President Donald Trump's administration has imposed the oil blockade on the Cuban government as Washington presses for regime change, making life harder for people already enduring food shortages and frequent blackouts.

Cuba's communist authorities acknowledged that talks were underway with the United States amid the intense pressure from Mr Trump, who said this month that Cuba was next on his agenda after Iran, predicting that the communist-run island was "gonna fall pretty soon".

Over the weekend Cuba's president made a rare admission that people enduring food shortages and blackouts in his country were unhappy but he condemned violence after an attack on a Communist Party office.

"One can understand the discontent our people feel because of the prolonged blackouts," President Miguel Diaz-Canel wrote on X.

"What will never be comprehensible, justified or admitted is violence," he said after the ransacking of a party office in the town of Moron.

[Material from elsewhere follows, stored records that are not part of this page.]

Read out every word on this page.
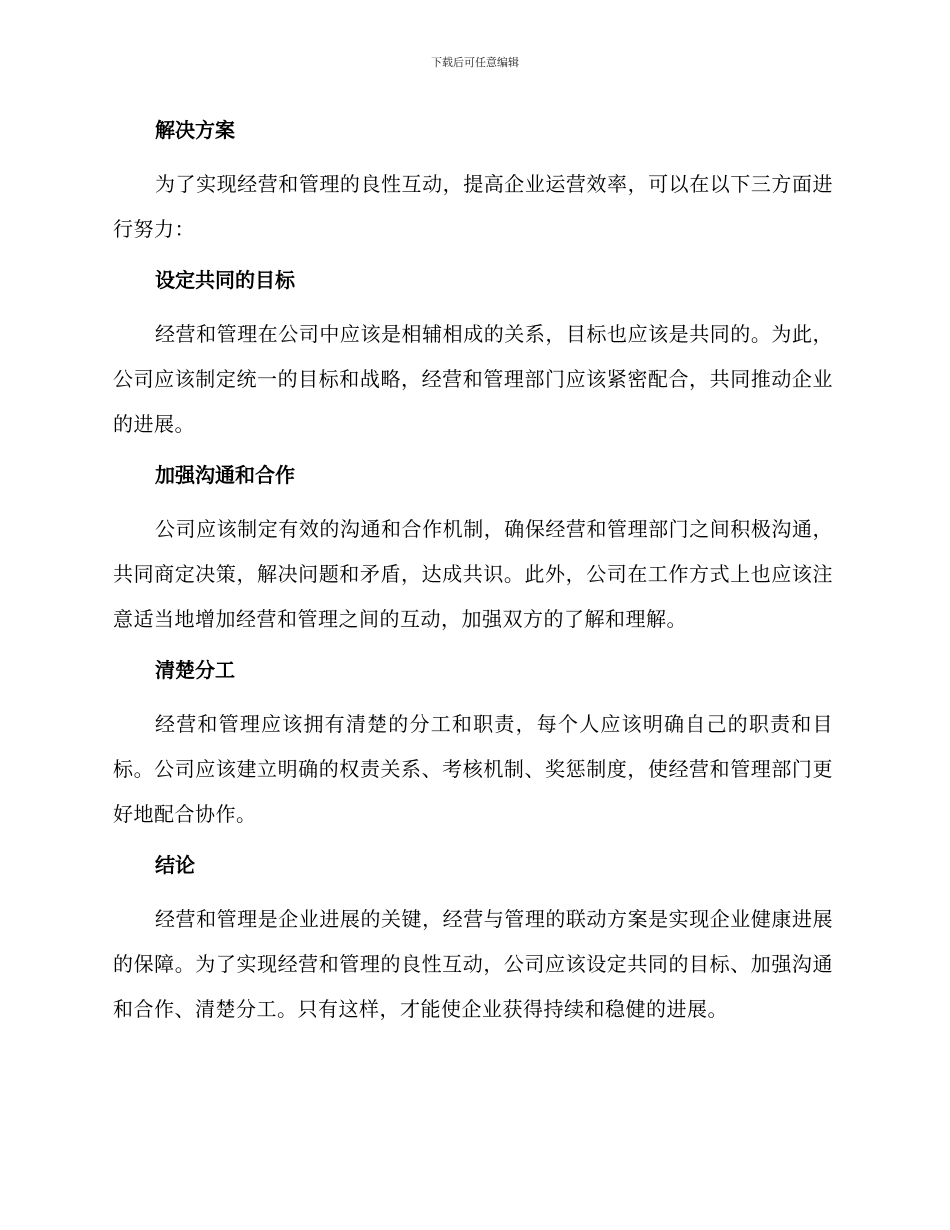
下载后可任意编辑
解决方案

为了实现经营和管理的良性互动，提高企业运营效率，可以在以下三方面进行努力：

设定共同的目标

经营和管理在公司中应该是相辅相成的关系，目标也应该是共同的。为此，公司应该制定统一的目标和战略，经营和管理部门应该紧密配合，共同推动企业的进展。

加强沟通和合作

公司应该制定有效的沟通和合作机制，确保经营和管理部门之间积极沟通，共同商定决策，解决问题和矛盾，达成共识。此外，公司在工作方式上也应该注意适当地增加经营和管理之间的互动，加强双方的了解和理解。

清楚分工

经营和管理应该拥有清楚的分工和职责，每个人应该明确自己的职责和目标。公司应该建立明确的权责关系、考核机制、奖惩制度，使经营和管理部门更好地配合协作。

结论

经营和管理是企业进展的关键，经营与管理的联动方案是实现企业健康进展的保障。为了实现经营和管理的良性互动，公司应该设定共同的目标、加强沟通和合作、清楚分工。只有这样，才能使企业获得持续和稳健的进展。
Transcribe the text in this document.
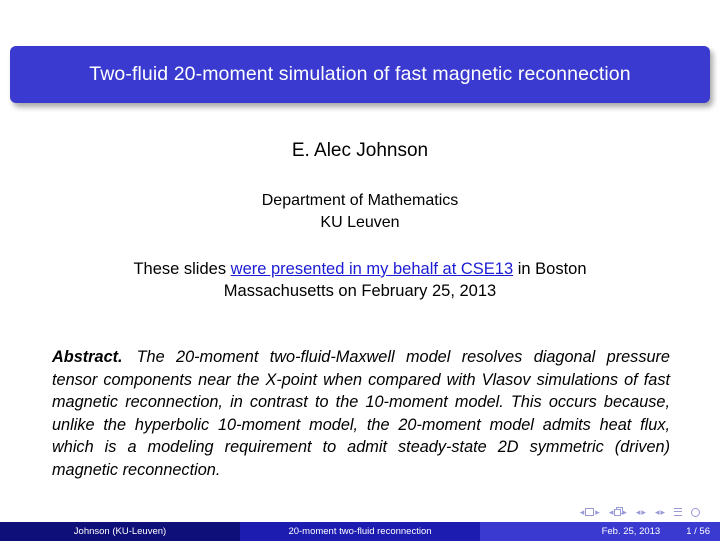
Two-fluid 20-moment simulation of fast magnetic reconnection
E. Alec Johnson
Department of Mathematics
KU Leuven
These slides were presented in my behalf at CSE13 in Boston
Massachusetts on February 25, 2013
Abstract. The 20-moment two-fluid-Maxwell model resolves diagonal pressure tensor components near the X-point when compared with Vlasov simulations of fast magnetic reconnection, in contrast to the 10-moment model. This occurs because, unlike the hyperbolic 10-moment model, the 20-moment model admits heat flux, which is a modeling requirement to admit steady-state 2D symmetric (driven) magnetic reconnection.
◂ ▸ ◂ ▸ ◂ ▸ ◂ ▸
Johnson (KU-Leuven)	20-moment two-fluid reconnection	Feb. 25, 2013	1 / 56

Earlier the Cuban government said that Cubans living abroad will now be allowed to invest and own businesses on the island, unveiling a key reform as the economy struggles under the intense US pressure.

"Cuba is open to having a fluid commercial relationship with US companies" and "also with Cubans residing in the United States and their descendants," Oscar Perez-Oliva, who is foreign trade minister and also deputy prime minister, told NBC News.

The broadcaster said Mr Perez-Oliva will announce the reform to the nation this evening.

Miami has a large community of Cubans who fled after the revolution that brought Fidel Castro to power in 1959 or in subsequent years as hardship dug in on the communist island. These Miami Cubans tend to be virulently anti-regime.